Selain mempelajari bagaimana sila-sila Pancasila berperan bagi karakteristik
jati diri bangsa, sebagai generasi penerus bangsa, tentunya kita juga harus memiliki
kesadaran serta kepedulian untuk mempersatukan perbedaan-perbedaan yang ada pada
status sosial dan strata sosial. Dengan mempelajari pendidikan Pancasila, seharusnya
memunculkan prinsip serta pandangan kita tentang bagaimana cara bertindak yang
sesuai dengan karakteristik bangsa Indonesia. Melalui kesadaran masing-masing
personal, kita dapat mengembangkan pola pikir yang sehat, serta dapat memunculkan
prakarsa untuk berperilaku sesuai dengan norma-norma, serta adab yang baik bagi
kerukunan antarumat manusia.
Untuk menyikapi problema-problema yang muncul sebagai penyebab
terkikisnya jati diri bangsa, maka dari itu sebagai generasi muda yang menjadi bagian
progresivitas sumber daya dalam meningkatkan kualitas bangsa, kita wajib
mempelajari bagaimana solusi yang efektif untuk menghindari adu domba serta
perpecahan antarumat pada masyarakat bangsa Indonesia.
Sebagai bangsa multikultural yang terdiri dari berbagai macam latarbelakang
agama, suku, ras, dan anatargolongan, sudah sepatutnya kita mempelajari bagaimana
cara toleransi terhadap perbedaan yang ada, serta meningkatkan paham pluralisme
untuk turut bangga dalam keragaman diversitas yang dimiliki bangsa Indonesia.
Dengan demikian, permasalahan perpecahan antarumat yang disebabkan oleh
rasa dominasi suatu golongan terhadap golongan lain yang dianggap minoritas, dapat
terselesaikan dengan cara menerapkan rasa toleransi serta menghargai antar sesame
umat manusia. Sebagai syarat tercapainya kemaslahatan bangsa Indonesia, kita harus
memiliki kesadaran untuk menciptakan perdamaian serta ketentraman bagi atmosfer
bangsa Indonesia. Oleh karena itu, matakuliah Pancasila sebagai salah satu pendidikan
yang wajib dipelajari pada sekolah dan perguruan tinggi, dapat menjadi pedoman
untuk memunculkan kesadaran generasi muda dalam menumbuhkan nilai-nilai moral,
serta mengembangkan jiwa patriotisme dan nasionalisme untuk mempersatukan, serta
memakmurkan bangsa Indonesia.

2. Pendekatan dan kajian Pancasila di PT yang semestinya dilakukan di PT yaitu secara ilmiah
filosofis. Akan tetapi yang terjadi pada saat ini kajian masih sama dengan pada saat SMA
atau bahkan di tingkat pendidikan sebelumnya.
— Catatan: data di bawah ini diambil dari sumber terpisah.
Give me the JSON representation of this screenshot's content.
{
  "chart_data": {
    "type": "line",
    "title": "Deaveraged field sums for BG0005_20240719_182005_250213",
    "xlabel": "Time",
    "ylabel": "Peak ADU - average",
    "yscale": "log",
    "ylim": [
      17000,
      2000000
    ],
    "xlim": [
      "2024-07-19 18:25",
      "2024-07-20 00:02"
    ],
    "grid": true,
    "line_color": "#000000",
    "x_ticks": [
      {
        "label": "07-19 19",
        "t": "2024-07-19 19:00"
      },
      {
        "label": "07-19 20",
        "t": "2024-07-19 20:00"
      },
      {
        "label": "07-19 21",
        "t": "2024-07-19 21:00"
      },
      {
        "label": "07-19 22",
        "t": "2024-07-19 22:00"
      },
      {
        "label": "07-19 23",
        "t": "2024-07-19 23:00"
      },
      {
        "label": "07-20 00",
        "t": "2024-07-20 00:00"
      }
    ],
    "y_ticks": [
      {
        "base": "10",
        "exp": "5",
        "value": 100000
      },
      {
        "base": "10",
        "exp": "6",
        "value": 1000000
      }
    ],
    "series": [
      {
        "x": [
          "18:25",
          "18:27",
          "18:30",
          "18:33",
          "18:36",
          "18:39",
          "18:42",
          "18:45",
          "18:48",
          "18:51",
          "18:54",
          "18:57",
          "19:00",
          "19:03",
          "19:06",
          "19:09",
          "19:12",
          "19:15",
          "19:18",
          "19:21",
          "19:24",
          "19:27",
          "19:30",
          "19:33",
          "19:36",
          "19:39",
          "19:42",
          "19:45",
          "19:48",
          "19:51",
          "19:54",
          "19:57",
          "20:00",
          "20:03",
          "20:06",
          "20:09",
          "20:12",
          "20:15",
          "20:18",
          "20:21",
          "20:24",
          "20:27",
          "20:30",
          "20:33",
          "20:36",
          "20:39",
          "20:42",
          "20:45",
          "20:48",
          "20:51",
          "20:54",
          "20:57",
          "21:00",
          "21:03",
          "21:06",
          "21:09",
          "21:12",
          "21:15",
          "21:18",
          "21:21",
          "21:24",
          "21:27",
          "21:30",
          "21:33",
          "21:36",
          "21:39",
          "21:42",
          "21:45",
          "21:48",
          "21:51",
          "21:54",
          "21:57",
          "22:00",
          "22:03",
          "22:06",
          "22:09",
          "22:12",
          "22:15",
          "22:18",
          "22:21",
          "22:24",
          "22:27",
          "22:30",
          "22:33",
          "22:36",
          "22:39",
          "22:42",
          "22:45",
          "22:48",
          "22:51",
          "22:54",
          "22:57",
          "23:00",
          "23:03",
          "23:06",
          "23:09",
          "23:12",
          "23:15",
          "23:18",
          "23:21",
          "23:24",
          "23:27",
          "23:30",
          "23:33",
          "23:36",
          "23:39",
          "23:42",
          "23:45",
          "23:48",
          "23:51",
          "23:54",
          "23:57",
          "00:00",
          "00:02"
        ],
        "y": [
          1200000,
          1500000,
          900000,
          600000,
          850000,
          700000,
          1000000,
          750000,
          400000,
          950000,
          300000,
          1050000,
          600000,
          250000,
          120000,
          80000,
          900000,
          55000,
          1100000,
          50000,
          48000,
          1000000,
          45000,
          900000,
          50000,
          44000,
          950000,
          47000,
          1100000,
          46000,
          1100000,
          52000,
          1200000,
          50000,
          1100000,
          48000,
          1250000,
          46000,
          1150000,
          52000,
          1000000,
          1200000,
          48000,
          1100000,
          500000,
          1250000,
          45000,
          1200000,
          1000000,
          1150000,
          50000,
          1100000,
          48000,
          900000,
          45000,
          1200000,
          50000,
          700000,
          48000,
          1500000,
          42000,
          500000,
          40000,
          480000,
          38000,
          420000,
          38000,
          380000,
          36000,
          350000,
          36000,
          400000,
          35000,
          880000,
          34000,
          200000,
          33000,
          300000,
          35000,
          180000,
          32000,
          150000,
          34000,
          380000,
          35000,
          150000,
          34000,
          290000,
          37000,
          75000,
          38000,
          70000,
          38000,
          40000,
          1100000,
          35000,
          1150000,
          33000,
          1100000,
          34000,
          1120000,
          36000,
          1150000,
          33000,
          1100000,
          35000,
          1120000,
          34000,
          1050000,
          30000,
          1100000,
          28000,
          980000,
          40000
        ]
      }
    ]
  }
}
Hal ini akan menimbulkan pendidikan
Pancasila sebagai mata kuliah terkesan mengulang-ulang dan membosankan.
a. Apakah Keuntungan yang diperoleh dengan mengkaji Pancasila secara Ilmiah?
b. Jelaskan: sudut pandang filosofis untuk mengkaji bentuk dan susunan Pancasila!
c. Jelaskan penggunaan metode ilmiah analitiko sentesis untuk mengkaji sila kedua
Pancasila. (Pandangan Notonagoro tentang manusia).

Jawab :
a. Keuntungan yang diperoleh dengan mengkaji Pancasila secara Ilmiah
Menurut kutipan dari “Pendidikan Pancasila” (Rukiyati, Lusila Andriani,
2008:15-16), Pancasila sebagai pengetahuan manusia merupakan pengetahuan yang
reflektif, bukan pengetahuan spontan. Proses penemuan pengetahuan Pancasila ini
diperoleh melalui kajian empiris dan filosofis terhadap berbagai ide atau gagasan,
peristiwa dan fenomena sosio-kultural religius masyarakat Indonesia. Hal ini
menandakan bahwa Pancasila dikaji sebagai ilmu yang diimplementasikan dari hasil
kebudayaan serta fenomena sosio-kultural yang terjadi pada masyarakat Indonesia.
Sila-sila yang terkandung dalam Pancasila berasal dari cerminan nilai yang diciptakan
oleh kepribadian masyarakat Indonesia sejak zaman dahulu.
Pengetahuan Pancasila dapat diklasifikasikan sebagai pengetahuan yang
reflektif sebab pengetahuan ini telah mengalami uji coba dimulai dari mengenai
bagaimana keselarasan dengan kepribadian masyarakat Indonesia, hingga Pancasila
dapat menjadi sebuah ideologi yang sistematis dan terstruktur.
Oleh karena itu, keuntungan yang diperoleh dengan mengkaji Pancasila secara
ilmiah adalah ilmu yang diterapkan dalam kajian ilmiah Pancasila, memiliki nilai serta
tabiat yang dekat dengan kehidupan masyarakat sehari-hari. Dengan demikian, hal ini
dapat mempermudah pengkajian ilmu Pancasila karena memiliki pendekatan yang
serupa dengan kegiatan sehari-hari masyarakat Indonesia.
Dengan demikian, kajian Pancasila secara ilmiah dapat menjadi salah satu
alternatif penelitian yang mudah bagi berbagai bidang, seperti bidang sosio-kultural,
filsafat, sosial-politik, teknologi, dan bidang lainnya.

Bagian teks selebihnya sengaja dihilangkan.